Lawrence Barrett Review of I Am South by Donna Snyder, Virgoray
Press, 2010; Available at www. virgoraypress.blogspot.com.
Donna Snyder, an accomplished, well-known and published El Paso poet and writer has delivered her first book, or rather chapbook, with a style that can be characterized as uniquely her own. Not one to obfuscate meanings, Snyder writes with searing clarity and in-your-face commentary that is refreshing because, thank God, one does not have to sit and agelessly ponder a puzzle-work of abstractions.
I can’t write subtleties by nature
I articulate experience in blatant terms
I name the emotion
Snyder also employs
hugely scenic, dramatic and emotive imagery which sort of shimmers and moves
her work along, at times, embryonic and dreamlike. Snyder begins her work with
an ekphrastic piece, “A Pastel Study in Shadow.” Snyder writes in “Part Three” of her “Pastel
Study”:
She sits alone with her guest
In the non-light of dusk
Her feet firm on the floor
Calls it by name without distress
Hands warm on sloped thighs
When the light fades
The shade will eat
The lilac dust
Snyder reaches a crescendo of haiku
simplicity that undulates like most of her work with a premise of sadness akin
to the ancient sorrow of mystic Irish Bards.
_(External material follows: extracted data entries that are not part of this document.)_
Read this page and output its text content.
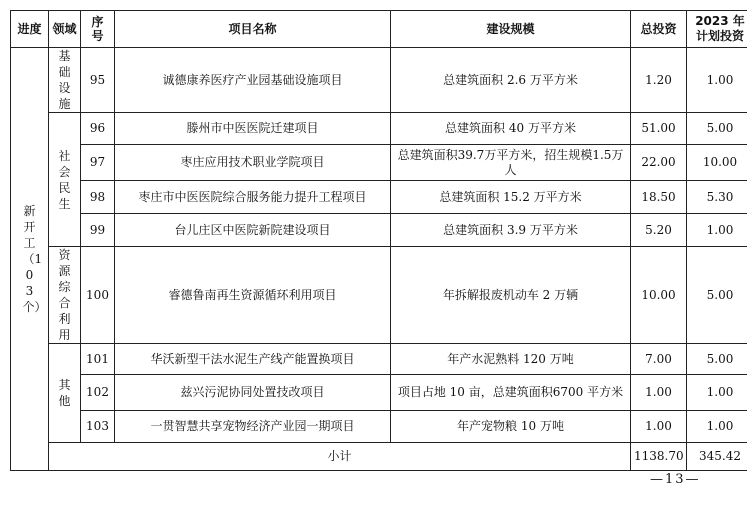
进度	领域	序号	项目名称	建设规模	总投资	2023 年
计划投资

新开工（103个）	基础设施	95	诚德康养医疗产业园基础设施项目	总建筑面积 2.6 万平方米	1.20	1.00
	社会民生	96	滕州市中医医院迁建项目	总建筑面积 40 万平方米	51.00	5.00
		97	枣庄应用技术职业学院项目	总建筑面积39.7万平方米，招生规模1.5万人	22.00	10.00
		98	枣庄市中医医院综合服务能力提升工程项目	总建筑面积 15.2 万平方米	18.50	5.30
		99	台儿庄区中医院新院建设项目	总建筑面积 3.9 万平方米	5.20	1.00
	资源综合利用	100	睿德鲁南再生资源循环利用项目	年拆解报废机动车 2 万辆	10.00	5.00
	其他	101	华沃新型干法水泥生产线产能置换项目	年产水泥熟料 120 万吨	7.00	5.00
		102	兹兴污泥协同处置技改项目	项目占地 10 亩，总建筑面积6700 平方米	1.00	1.00
		103	一贯智慧共享宠物经济产业园一期项目	年产宠物粮 10 万吨	1.00	1.00
	小计				1138.70	345.42
—13—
Her craftsmanship as a poet really
shines through with the brevity and jazzy rhythms of her shorter pieces. “him
all Jack Kerouac and shit” slides off the tongue like scat singing:
her
all this is only just for now you know
An
ephemeral spring so drink up fast
When
it ended she hardly noticed lost
So
was she in grief for pretty words
Mirror
shards piled like minnowy regrets
All
caught up in the moment she almost knew
Snyder
effortlessly captures a music in her work which is certainly the mark of any
good poet. “Brother” falls like a short waltz across the page and “Blame it on
Neruda” twists with wit and nice turn of
phrase. “Dreaming in Cards” ripples with smooth transitions of potent imagery
measured alongside a slow beat. “I Am
South,” Snyder’s title piece, bristles like a poetic manifesto in that Snyder
sums up not only what dimensions of north and south make her the artist she is today
but also what very visceral and gut sense her experience of poetry is like: “South is where I learned to swallow Pablo Neruda
like rum.” Truly, at moments, Snyder’s poems intoxicate.